Some core R software packages used in this Chapter need to be installed so that the analyses can be done as shown there. The installation can be done in the following way:

# Core Libraries
install.packages('tidyverse')    # Meta - dplyr, ggplot2, purrr, tidyr, stringr, forcats
install.packages('lubridate')    # date and time
install.packages('timetk')       # Time series data wrangling, visualization and preprocessing

# Extras
if (!require(devtools)) install.packages("devtools", repos = "http://cran.us.r-project.org")
# install_github("boxuancui/DataExplorer", ref="develop") # Simplifies and automates EDA process and reporting

# Data and helper functions
devtools::install_github("hydrosolutions/riversCentralAsia")

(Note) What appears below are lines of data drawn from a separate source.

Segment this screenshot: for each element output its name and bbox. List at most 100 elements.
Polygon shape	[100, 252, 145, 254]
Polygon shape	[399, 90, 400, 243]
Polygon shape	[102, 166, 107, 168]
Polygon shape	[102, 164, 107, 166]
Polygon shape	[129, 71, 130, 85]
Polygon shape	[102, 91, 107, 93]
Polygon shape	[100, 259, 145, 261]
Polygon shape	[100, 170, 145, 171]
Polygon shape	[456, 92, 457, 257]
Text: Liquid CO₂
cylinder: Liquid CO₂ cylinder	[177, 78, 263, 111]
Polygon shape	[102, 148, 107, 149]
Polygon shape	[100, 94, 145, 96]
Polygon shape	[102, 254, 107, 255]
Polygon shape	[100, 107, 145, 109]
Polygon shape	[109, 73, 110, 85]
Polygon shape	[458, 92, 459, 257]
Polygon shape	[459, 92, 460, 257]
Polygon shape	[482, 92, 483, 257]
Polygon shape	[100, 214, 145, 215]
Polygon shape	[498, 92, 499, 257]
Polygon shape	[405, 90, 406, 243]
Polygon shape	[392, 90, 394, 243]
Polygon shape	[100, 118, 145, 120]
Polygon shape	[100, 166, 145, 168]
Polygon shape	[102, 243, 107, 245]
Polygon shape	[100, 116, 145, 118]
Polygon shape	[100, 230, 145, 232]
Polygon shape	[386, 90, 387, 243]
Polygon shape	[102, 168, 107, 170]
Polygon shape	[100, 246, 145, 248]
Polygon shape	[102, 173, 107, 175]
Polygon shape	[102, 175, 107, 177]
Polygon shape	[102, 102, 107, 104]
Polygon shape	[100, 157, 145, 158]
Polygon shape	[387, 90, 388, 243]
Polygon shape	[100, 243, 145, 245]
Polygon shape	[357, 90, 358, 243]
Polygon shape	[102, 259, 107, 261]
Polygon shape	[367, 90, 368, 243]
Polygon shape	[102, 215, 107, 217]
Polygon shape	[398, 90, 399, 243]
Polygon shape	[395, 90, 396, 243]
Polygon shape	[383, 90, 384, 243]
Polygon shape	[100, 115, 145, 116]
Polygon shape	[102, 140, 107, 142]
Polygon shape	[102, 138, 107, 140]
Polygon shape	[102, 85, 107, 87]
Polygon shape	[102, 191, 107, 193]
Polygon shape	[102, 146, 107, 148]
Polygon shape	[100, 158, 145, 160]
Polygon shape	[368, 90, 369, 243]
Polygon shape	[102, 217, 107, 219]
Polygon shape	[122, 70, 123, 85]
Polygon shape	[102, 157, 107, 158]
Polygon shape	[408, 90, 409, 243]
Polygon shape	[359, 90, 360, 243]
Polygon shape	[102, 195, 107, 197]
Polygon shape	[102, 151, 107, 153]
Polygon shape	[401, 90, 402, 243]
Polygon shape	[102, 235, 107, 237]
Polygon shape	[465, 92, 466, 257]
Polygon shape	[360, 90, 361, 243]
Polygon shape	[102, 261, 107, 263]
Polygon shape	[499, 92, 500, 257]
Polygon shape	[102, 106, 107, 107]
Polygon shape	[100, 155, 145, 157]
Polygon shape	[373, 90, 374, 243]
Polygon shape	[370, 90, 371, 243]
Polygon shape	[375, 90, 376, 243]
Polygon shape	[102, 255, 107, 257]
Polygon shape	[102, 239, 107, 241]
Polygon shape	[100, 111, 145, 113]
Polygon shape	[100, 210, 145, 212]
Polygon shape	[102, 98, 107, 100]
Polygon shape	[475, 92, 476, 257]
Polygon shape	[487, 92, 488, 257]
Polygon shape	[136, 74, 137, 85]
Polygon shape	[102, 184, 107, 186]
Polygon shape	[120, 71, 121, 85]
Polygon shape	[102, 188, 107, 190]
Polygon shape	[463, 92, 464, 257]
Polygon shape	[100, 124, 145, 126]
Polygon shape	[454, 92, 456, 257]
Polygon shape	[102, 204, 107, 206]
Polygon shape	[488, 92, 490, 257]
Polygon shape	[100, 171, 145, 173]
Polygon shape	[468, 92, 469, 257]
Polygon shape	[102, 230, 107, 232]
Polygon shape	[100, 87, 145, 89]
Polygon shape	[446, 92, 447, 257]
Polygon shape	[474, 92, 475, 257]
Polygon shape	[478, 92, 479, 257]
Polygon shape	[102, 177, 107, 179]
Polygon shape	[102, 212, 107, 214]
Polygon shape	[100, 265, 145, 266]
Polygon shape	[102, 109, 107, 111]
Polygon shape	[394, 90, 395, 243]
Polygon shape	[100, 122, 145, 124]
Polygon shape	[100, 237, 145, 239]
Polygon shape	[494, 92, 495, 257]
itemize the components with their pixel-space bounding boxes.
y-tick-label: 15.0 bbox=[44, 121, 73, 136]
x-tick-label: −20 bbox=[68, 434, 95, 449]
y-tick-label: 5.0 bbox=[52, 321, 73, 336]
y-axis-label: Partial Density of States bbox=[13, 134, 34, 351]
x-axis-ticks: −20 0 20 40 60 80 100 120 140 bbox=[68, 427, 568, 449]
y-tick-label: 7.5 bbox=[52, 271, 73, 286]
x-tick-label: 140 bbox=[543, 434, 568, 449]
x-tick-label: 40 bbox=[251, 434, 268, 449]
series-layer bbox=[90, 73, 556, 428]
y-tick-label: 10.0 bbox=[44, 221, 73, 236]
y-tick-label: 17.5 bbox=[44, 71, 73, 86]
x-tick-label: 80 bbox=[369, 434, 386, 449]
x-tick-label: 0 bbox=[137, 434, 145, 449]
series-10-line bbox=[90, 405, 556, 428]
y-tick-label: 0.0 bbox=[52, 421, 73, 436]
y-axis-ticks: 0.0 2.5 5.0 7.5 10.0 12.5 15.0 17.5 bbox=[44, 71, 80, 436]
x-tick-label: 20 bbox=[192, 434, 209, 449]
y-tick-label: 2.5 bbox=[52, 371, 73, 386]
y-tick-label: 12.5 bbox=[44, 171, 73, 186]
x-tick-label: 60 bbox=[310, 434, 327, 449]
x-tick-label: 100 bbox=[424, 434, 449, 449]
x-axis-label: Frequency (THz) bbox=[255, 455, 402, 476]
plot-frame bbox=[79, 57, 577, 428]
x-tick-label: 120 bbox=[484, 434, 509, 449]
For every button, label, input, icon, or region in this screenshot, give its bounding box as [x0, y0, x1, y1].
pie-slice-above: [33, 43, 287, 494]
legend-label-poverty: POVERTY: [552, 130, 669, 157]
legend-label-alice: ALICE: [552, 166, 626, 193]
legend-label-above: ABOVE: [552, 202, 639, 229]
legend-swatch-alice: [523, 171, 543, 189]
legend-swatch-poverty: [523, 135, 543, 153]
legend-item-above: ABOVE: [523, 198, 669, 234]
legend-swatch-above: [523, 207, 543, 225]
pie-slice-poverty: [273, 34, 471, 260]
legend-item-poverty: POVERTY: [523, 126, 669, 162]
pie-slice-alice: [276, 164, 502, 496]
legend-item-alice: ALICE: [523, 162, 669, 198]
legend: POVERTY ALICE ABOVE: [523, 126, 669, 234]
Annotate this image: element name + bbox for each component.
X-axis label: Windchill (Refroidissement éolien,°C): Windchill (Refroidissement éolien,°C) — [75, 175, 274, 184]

The packages can then be loaded and made available in your R session.

library(devtools)
library(tidyverse)
library(lubridate)
library(timetk)
library(DataExplorer)
library(riversCentralAsia)

When other, additional packages are needed, they will be loaded in the corresponding Sections below.

Please also remember the following rules when working with R dataframes in the tidyverse:

  • Every column is variable.
  • Every row is an observation.
  • Every cell is a single value.

A final note. In all of the following, we mostly use the powerful data manipulation and visualization techniques for time series data as provided by the timetk package. This package is in active development and greatly facilitates any work with time series data as it, among other things, nicely integrates with the R ‘tidyverse.’